Covid far worse for work than 2008 financial crash: UN
GENEVA, June 7, 2021 (BSS/AFP) – The United Nations said Monday that the Covid-19 pandemic’s impact on the world of work was four times worse than the 2008 economic crisis.
The UN’s International Labour Organization said the pandemic had had a “devastating” and even “cataclysmic” effect, as it sought to tackle an uneven recovery from the coronavirus crisis.
The ILO on Monday kicked off its annual International Labour Conference (ILC), being held virtually for the first time, and this year focused on fostering a “human-centred” recovery from the pandemic.
“The working experience of this pandemic for some has been of inconvenience, tedium, stress, and frustration. For others it has been about fear, poverty, and survival,” ILO director-general Guy Ryder said as he opened the conference plenary.
The crisis has pushed more than 100 million more workers into poverty, the ILO said in its annual World Employment and Social Outlook report ahead of the conference.
It said working hours plummeted and access to good-quality jobs had evaporated.
– ‘Double-dose’ of inequality –
The report showed that global unemployment could affect 205 million people in 2022 — far higher than the 187 million in 2019.

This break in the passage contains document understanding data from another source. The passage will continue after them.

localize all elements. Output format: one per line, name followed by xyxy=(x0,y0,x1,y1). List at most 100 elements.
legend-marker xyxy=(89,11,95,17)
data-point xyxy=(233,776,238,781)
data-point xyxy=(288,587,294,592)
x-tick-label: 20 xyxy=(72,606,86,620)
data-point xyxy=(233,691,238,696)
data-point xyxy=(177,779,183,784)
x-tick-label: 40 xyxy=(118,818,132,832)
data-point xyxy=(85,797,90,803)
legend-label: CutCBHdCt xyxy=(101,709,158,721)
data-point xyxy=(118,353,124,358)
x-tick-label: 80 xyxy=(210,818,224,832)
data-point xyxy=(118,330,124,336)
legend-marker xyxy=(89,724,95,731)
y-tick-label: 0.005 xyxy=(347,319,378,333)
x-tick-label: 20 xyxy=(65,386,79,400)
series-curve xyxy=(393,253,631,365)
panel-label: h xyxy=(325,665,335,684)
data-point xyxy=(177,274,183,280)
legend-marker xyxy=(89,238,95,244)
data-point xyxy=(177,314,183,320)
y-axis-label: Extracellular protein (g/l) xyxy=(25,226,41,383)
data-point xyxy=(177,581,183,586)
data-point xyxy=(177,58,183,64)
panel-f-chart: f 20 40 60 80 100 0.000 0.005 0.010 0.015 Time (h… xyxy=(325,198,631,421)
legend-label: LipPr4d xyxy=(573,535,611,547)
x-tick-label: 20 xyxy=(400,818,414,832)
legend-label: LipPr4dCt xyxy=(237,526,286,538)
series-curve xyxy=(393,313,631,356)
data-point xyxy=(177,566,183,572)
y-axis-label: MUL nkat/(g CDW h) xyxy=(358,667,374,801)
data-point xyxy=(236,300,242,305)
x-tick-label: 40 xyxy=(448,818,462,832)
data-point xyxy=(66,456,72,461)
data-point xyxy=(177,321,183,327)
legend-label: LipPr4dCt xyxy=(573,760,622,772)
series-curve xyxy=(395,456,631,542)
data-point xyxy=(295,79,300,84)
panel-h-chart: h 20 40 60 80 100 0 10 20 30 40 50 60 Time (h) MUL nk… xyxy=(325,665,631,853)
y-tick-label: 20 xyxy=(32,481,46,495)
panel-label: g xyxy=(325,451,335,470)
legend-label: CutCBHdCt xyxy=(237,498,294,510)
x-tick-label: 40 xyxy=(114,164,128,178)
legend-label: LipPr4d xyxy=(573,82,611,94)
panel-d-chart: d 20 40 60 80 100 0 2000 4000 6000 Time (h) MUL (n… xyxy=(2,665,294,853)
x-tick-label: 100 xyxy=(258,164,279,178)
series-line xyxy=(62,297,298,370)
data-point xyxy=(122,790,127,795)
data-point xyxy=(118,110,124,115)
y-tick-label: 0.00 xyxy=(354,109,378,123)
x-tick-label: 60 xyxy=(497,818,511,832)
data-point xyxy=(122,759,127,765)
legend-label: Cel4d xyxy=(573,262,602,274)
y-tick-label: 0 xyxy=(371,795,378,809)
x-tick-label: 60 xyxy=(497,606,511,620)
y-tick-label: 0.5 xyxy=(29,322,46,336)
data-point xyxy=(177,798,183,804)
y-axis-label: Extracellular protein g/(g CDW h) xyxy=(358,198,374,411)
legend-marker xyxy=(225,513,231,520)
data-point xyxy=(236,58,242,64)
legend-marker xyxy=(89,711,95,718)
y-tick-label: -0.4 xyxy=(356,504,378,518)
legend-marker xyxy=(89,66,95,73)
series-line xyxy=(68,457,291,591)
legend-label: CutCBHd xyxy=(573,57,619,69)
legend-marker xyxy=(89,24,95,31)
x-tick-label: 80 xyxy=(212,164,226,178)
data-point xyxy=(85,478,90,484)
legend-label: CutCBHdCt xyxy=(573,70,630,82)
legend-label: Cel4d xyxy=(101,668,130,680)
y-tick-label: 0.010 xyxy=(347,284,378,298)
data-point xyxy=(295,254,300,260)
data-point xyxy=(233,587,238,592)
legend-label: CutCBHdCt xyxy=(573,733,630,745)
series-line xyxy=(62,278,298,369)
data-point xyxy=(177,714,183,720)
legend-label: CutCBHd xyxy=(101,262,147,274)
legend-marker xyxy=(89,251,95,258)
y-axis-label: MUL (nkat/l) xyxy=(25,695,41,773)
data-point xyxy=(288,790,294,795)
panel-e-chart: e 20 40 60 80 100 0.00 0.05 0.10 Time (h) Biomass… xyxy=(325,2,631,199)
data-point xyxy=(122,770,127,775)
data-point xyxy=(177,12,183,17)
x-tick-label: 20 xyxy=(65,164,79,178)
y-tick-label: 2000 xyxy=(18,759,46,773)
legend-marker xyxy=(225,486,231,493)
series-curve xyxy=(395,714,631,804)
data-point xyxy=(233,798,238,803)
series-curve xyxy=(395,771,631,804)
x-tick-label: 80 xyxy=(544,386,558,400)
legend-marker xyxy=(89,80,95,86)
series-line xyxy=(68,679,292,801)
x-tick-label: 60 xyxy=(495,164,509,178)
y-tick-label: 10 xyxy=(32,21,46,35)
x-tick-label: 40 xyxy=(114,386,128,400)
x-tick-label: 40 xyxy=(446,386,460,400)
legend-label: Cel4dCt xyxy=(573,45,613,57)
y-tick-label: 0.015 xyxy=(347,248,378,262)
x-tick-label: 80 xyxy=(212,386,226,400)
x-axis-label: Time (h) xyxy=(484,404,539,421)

Employment was not expected to bounce back to pre-pandemic levels until 2023 at the earliest, it said.
“Taken as a whole, this represents a world of work crisis four times as severe as the one triggered by the financial crisis of 2008 and 2009,” said Ryder.
The ILO chief said the world of work was just as ill-prepared for a pandemic as health systems were, and added that the recovery would be uneven if it continued on its current trajectory.
“Gross inequities in vaccine distribution, and vastly different fiscal firepower will inject a double-dose of more inequality into the world of work, with a booster from uneven digital connectivity,” Ryder said.
“That is, unless deliberate action is taken to prevent ‘Long Covid’ taking hold in the world of work — making it more unequal, more unjust, less resilient, less inclusive and ultimately less sustainable.”
Founded in 1919, the ILO now has 187 member states.
Its annual conference was not held last year due to the pandemic.
This year’s conference is the 109th ILC, with the first half, focusing on pandemic recovery, running until June 19.
The second half is to look at inequalities, skills and life-long learning, and run from November 25 to December 11.
The conference crafts international labour standards, through conventions that countries then ratify, or through recommendations that guide national action.
The gathering also monitors how those conventions and recommendations are being applied.